Nicola then came back to the GB squad in 1983. “I think I got let in on the basis of what I’d done in the past,” she says wryly. “I wasn’t doing sufficient training to have actually earned my place in my view.” This experience proved to be what she needed to make up her mind to stop for good. “I regret messing around for those two to three years years when I couldn’t decide whether I wanted to train and go for the 1984 Olympics. In the end, I realised I didn’t have the time to do it properly – and it would have involved even more properly than doing the 1980 Olympics – and I didn’t actually want to do that, and maybe I wasn’t actually so good anyway! So I should have just stopped after 1980 and not messed around which did neither myself nor the rowing world any good.”

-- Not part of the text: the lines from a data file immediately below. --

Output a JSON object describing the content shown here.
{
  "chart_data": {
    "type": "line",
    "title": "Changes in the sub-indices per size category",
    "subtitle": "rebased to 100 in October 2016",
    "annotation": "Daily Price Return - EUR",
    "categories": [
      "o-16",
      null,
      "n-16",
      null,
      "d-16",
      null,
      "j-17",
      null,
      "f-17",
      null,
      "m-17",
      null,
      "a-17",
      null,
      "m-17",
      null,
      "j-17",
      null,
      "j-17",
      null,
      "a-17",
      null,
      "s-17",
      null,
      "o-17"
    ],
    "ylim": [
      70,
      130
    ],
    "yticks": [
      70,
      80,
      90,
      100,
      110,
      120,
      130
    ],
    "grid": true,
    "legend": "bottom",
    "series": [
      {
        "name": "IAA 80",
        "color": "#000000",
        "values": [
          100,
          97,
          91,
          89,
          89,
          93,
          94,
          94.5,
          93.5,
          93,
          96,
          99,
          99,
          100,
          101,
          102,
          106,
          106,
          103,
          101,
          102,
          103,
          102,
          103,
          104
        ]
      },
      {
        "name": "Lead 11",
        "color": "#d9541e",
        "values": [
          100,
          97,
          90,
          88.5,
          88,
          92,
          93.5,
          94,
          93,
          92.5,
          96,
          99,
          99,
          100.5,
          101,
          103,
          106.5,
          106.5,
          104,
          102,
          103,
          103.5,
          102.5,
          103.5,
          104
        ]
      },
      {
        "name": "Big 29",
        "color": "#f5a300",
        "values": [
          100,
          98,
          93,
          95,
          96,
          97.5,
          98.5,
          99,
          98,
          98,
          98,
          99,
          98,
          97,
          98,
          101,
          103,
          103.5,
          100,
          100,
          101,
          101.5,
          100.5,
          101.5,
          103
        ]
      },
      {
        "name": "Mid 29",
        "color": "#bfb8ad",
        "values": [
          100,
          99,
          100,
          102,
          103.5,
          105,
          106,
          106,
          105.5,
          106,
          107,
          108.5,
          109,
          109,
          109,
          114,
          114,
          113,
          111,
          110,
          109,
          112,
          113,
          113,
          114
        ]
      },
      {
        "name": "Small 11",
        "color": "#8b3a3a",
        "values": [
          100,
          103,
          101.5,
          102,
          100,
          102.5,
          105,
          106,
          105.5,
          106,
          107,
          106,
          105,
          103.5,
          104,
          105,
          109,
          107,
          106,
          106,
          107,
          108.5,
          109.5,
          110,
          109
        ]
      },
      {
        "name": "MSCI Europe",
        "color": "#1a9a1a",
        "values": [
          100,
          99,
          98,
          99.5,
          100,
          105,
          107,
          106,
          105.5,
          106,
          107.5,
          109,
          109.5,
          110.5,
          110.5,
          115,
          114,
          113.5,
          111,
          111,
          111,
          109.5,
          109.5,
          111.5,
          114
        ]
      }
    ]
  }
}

Despite her irritation with herself at how her international rowing career ended, Nicola is rightly proud of having competed at the Olympics, and particularly of having been selected to row in the seven seat of the eight because, as she puts it, she had no natural co-ordination or sense of rhythm, and so had to work hard to develop the particular skills needed to row there

Later involvement in rowing

Nicola is the Doctor for the Women’s Eights Head of the River Race, a role which she’s held for many years. She was also medical officer for the GB Under-23 team at the Match des Seniors in 1985, and for other GB rowing teams since then.

She has recently acquired an ergo which she uses in a shed at the bottom of her garden and admits that rowing might well play more of a role in her life when she retires.

Nicola Boyes and Gill Webb in a pair

Nicola at bow, racing the Pairs Head in 1978 with Gill Webb. Note that Gill is steering from stroke although this is usually done at bow. “I couldn’t ever steer,” Nicola says. (Photo: Nicola Burbidge’s personal collection.)